Of course -- but they weren't prepared!

What would it have taken for her students to have been prepared?

Well, lots of things would've had to have changed -- kids would have had to read and write a lot more, they would have had to do more applied math, they would have had to confront problems to be solved. Classrooms would have to change a lot to prepare for those assessments.

Would those be good changes?

Well, yes.

And that was the whole point. Grasmick and the rest of the state education apparatus had made a bet that smarter assessments would drive smarter instruction.

Eberhart left that meeting with a new sense of how she could change what she was doing in her classroom. In subsequent years she became known as the best teacher in the state of Maryland.

Here's how people knew that she was a great teacher: Eberhart looped, meaning that one year she taught fourth grade and the next she followed the students to fifth and then subsequently dropped down again to fourth. If you looked at her school's scores, one year fourth-grade was near the top of the state and the fifth grade was not so great -- the next year fifth-grade was at the top of the state and fourth-grade had tanked. And it went on like that for years, each time the high proficiency rates reflecting the grade she had taught.

Back then I was writing a local school column, Homeroom, for the Washington Post and was intrigued by the data. Eberhart was gracious enough to allow me to visit her classroom; I had never before been in a classroom like hers. Kids were working in groups to design a mini-golf hole. In one corner of the room students were actually building one. This was math in action -- perimeters, areas, angles. The work was serious but, as a student in another school once told me, "It wasn't torture. It wasn't torture."

Students were reading. They were writing. They were doing math and solving problems. These weren't privileged kids. They were African-American kids from low-income families who rarely left their neighborhoods.

Teachers around Baltimore noticed Eberhart's results and began begging her to teach them in Saturday workshops. Later, the city hired her to help teachers in a more systematic way, and today in Baltimore many teachers brag that they have been trained by Eberhart -- who recently retired as the executive director of the city's Office of Teaching and Learning and was subsequently appointed to the state's Board of Education.

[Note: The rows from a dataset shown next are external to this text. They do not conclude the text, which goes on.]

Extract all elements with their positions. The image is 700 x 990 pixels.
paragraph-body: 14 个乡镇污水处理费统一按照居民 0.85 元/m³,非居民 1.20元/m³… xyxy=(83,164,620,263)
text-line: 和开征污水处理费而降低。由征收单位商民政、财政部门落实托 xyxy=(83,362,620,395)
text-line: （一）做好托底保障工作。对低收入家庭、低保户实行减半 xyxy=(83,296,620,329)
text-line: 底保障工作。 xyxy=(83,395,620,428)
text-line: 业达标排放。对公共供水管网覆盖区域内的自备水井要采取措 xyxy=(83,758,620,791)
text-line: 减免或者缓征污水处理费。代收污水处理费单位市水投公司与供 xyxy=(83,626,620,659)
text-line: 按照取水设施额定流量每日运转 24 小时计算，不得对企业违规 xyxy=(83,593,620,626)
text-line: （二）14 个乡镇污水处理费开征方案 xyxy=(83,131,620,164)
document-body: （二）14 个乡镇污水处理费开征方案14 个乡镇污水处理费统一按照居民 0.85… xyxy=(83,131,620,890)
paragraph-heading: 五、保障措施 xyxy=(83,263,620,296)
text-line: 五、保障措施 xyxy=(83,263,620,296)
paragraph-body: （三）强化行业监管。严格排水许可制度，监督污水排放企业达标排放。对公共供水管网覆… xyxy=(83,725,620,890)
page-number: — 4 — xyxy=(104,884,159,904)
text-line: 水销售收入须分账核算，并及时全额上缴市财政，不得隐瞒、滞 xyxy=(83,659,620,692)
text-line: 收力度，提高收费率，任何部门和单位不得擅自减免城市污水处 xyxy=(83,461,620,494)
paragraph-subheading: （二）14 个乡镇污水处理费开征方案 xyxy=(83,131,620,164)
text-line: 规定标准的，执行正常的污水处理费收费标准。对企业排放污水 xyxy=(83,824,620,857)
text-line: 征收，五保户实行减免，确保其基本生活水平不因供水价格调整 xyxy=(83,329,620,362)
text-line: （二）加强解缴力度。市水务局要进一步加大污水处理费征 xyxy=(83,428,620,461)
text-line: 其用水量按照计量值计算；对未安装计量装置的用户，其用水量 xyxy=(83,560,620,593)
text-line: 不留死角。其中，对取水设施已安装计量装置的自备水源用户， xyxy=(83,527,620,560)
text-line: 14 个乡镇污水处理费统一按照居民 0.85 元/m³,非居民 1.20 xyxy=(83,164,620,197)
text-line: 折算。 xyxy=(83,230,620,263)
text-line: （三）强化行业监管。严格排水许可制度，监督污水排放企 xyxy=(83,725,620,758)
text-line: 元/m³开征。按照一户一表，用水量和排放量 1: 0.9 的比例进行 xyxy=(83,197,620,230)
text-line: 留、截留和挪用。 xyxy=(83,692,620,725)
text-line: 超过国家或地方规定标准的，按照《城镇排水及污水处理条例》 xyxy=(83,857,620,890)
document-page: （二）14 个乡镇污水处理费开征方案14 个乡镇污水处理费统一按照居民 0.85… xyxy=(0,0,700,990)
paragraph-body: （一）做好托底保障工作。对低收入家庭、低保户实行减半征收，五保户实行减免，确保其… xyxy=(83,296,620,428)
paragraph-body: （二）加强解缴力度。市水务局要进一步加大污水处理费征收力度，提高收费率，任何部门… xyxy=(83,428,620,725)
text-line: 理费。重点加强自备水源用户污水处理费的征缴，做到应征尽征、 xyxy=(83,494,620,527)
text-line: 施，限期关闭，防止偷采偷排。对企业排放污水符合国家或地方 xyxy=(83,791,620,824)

The reason I am rehashing this old story is because the whole country is about to experience what Maryland experienced lo these many years ago. Most states have signed on to implement, beginning this year, more sophisticated assessments -- PARCC and Smarter Balanced. Both are designed to see if kids can solve complex problems and think critically in line with the Common Core State Standards.

Kids are going to be flummoxed and teachers enraged, as is happening in New York state this year as it puts in place a tougher assessment. But if teachers believe their kids are capable of learning to high levels, and if they believe that they are capable of teaching them, they will find the ways to teach students to the high levels required by the assessments. Not that they should have to do that all by themselves. Teachers should get a lot more support than Maryland provided Linda Eberhart and her fellow teachers back then. Eberhart was an extraordinary enough teacher that even while many other teachers in the state floundered without the necessary support, she proved that all kids could meet higher standards if THEY were provided the right kind of support.

But if Linda Eberhart is the story of hope, Maryland as a whole is a cautionary tale.

It gave up those sophisticated MSPAP exams in favor of more easily and cheaply scored bubble-in tests that don't have nearly the rigor or fun of the old tests. It did so for a lot of reasons, but at least partly because the state and its school districts were never able to provide really coherent support of teachers to help students meet the standards of MSPAP.

All that being said, Maryland has had very impressive gains on the National Assessment of Educational Progress over the past couple of decades, and I believe MSPAP helped kick start those gains. That is why I hope the nation's teachers will find ways to teach to the new, better assessments and not just throw up their hands in frustration.